I suspected that this might become an issue with the PC and NDP messaging calling the health tax the biggest tax increase in Ontario's history. It will be interesting to see how/if the PCs respond.

(As for the NDP response that you need to talk about inflation-adjusted dollars, the Liberals were using percentages of GDP, income and government revenue, not real dollar amounts, so unless it's a result of me missing my coffee this morning, I'm not sure how the amounts could be considered nominal.)

2 comments:

Ken said...

The way to measure the biggest tax increase is to take the nominal value of each tax increase and then to discount them all to some baseline year.

Saying a tax increase isn't the biggest because it has a less percentage change in something like government revenue is grasping at straws. Only because spending has way outpaced inflation does this make the Liberals health tax not the biggest.

The question is did the NDP raise taxes by more than about $1.95B in 1992 or the PC's by $1.12B in 1981?

Using the numbers of % increase based on GDP and revenue (that the article claims the Liberals produced and PC/NDP don't dispute: NDP 1992 increase of about $2B of 1992 dollars, PC 1981 increase of less than $700M in 1981 dollars (I was using $132B for gdp in 1981, I think this is correct?).

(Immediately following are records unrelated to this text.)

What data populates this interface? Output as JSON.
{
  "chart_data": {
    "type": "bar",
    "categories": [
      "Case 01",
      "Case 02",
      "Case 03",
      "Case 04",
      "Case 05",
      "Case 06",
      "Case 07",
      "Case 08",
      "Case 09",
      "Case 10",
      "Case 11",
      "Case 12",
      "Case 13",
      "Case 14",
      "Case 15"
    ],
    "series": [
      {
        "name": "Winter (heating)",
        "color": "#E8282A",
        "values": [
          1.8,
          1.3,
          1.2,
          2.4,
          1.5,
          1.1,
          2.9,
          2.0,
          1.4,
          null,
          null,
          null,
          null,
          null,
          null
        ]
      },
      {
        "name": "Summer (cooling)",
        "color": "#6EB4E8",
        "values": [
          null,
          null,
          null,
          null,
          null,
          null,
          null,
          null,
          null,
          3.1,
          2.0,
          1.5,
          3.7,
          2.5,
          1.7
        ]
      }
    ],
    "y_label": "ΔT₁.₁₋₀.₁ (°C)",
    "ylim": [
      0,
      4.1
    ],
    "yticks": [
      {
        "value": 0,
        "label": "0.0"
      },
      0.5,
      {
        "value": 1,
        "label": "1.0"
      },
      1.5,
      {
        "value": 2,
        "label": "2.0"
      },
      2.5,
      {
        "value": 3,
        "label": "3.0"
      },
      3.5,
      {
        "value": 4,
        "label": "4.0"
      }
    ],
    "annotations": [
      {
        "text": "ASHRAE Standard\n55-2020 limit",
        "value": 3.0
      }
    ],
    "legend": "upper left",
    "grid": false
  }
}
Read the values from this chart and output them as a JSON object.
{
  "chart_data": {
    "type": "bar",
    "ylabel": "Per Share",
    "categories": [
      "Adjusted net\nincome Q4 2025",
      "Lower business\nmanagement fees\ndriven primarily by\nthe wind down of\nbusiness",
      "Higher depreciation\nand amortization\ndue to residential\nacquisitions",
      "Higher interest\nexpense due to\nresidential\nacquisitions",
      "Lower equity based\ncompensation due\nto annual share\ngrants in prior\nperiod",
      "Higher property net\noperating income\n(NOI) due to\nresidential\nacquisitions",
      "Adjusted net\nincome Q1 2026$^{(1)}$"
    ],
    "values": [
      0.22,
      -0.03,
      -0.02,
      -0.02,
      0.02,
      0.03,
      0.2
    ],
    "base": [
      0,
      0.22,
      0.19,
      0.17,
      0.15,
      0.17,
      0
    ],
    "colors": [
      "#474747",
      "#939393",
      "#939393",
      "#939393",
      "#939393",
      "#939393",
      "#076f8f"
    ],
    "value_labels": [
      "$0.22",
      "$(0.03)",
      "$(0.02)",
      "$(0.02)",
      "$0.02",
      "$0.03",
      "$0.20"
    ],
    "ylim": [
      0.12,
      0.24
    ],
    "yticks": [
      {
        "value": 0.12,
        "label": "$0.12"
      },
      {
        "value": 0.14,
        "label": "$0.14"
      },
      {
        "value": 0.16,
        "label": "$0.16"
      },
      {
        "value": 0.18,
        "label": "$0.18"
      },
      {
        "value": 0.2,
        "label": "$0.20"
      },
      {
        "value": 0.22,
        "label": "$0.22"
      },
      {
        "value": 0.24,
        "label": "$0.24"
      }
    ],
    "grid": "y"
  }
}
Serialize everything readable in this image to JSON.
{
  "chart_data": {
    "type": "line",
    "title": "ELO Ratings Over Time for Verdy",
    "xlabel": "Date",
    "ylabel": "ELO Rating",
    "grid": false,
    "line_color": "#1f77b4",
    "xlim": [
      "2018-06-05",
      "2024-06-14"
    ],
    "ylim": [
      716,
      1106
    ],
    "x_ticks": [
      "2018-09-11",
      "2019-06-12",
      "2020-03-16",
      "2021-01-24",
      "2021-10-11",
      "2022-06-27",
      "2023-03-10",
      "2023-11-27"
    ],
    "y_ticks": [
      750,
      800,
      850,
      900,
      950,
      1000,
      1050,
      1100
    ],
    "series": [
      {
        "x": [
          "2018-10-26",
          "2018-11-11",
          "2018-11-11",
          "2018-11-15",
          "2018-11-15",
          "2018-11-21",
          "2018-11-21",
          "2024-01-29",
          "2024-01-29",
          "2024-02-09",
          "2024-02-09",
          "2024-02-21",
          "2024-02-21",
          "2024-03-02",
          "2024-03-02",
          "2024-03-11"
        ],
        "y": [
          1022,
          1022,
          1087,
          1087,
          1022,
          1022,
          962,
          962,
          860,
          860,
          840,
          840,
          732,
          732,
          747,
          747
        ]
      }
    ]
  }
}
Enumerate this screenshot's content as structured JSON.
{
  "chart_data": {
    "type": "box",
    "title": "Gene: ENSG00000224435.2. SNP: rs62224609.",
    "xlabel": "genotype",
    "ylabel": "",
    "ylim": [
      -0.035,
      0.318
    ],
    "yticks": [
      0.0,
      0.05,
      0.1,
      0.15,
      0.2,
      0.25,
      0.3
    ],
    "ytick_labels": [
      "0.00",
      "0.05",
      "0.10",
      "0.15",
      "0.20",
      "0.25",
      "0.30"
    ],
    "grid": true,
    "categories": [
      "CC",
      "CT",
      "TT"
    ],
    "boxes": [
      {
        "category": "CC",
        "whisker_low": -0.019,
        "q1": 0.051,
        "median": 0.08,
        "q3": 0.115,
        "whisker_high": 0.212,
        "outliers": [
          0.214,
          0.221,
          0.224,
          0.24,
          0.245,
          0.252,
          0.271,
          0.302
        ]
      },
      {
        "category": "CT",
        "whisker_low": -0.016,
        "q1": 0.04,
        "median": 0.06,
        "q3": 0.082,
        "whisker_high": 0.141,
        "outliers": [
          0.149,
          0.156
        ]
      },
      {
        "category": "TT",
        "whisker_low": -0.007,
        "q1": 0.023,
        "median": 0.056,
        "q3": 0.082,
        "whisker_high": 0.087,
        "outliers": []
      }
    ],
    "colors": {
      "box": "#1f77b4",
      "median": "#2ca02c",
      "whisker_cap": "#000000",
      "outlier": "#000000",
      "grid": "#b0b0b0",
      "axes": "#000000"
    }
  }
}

So it is certainly bigger than the PC increase, and due to rounding of numbers I can't say if it is much different than the NDP increase in 1992.

Janet said...

See, and that's what I was expecting (or something like that, I don't actually care that much if it was bigger or not, I just think it's stupid to say it is if it's not). But I think the PCPO waited too long to respond - anyone who cares about this stuff already has it in their head that the PCs didn't have a response to the Liberal accounting methods.